ALBANY, Ga. (WALB) - As parents and guardians decide whether to send their children back to school in-person or virtually, some advocates are concerned about the implications of students not getting the opportunity for in-person learning.
State leaders said reports of child abuse and neglect dropped drastically when schools closed because of the COVID-19 pandemic.
Most students have been physically out of school since March.
The Georgia Division of Family and Children Services (DFCS) said it gets around 140,000 abuse and neglect calls a year.
DFCS Director Tom Rawlings said not all of those reports turn out to be true, but the reports drop by about 50 percent each year when school lets out for summer.
This year, though, the state saw the same drop two months earlier, when schools closed because of COVID-19.
Some advocates said that’s because teachers and school staff see the signs of abuse or neglect early, and they’re legally required to report it.
This raises some concerns about the welfare of students who haven't been seen by teachers in several months.
“We have some wonderful teachers out there who have gone out of their way to check on children to make sure that, that when they see the situation that does not look right, that they’re calling us,” Rawlings said.

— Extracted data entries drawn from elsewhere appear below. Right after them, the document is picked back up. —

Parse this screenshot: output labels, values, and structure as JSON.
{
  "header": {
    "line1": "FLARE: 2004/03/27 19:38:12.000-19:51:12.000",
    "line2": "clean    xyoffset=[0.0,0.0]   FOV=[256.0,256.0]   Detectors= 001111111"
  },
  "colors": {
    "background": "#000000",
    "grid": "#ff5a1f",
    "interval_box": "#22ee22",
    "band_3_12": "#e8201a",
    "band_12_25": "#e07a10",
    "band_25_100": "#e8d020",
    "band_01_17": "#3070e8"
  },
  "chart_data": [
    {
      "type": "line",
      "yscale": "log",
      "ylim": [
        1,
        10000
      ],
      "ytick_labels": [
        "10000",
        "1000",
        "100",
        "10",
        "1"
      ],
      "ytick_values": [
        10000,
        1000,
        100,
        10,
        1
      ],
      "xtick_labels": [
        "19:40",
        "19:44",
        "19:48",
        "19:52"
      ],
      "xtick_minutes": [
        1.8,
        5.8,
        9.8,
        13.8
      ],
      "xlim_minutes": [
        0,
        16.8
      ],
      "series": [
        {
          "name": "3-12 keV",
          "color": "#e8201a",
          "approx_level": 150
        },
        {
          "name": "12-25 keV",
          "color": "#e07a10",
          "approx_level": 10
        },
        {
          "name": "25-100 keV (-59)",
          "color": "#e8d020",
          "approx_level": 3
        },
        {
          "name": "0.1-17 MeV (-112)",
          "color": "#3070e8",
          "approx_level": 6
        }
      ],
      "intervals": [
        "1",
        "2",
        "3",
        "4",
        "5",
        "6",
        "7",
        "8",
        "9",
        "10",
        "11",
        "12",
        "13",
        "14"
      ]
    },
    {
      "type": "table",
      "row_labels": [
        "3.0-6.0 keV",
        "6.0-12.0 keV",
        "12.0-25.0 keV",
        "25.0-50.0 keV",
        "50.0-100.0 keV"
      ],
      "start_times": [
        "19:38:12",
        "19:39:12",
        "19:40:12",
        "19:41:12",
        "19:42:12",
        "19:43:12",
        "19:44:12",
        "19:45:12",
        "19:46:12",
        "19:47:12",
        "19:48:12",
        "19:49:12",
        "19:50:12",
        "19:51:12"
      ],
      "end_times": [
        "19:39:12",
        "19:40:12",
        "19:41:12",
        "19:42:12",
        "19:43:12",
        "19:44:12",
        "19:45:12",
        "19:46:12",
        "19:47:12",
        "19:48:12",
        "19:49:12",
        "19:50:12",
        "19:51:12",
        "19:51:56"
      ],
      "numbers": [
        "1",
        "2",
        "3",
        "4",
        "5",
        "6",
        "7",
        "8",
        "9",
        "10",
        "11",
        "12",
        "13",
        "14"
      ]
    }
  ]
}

He said DFCS posted tips for teachers about how they can try to protect their students from abuse and neglect, even virtually.
In 2019, Georgia changed a home study law in hopes of catching more cases of abuse in students who are withdrawn from public schools.
According to the Children’s Bureau with the U.S. Department of Health and Human Services, some signs of physical abuse include unexplained injuries, seeming scared, anxious, depressed, withdrawn or aggressive and seeming frightened of his or her parents.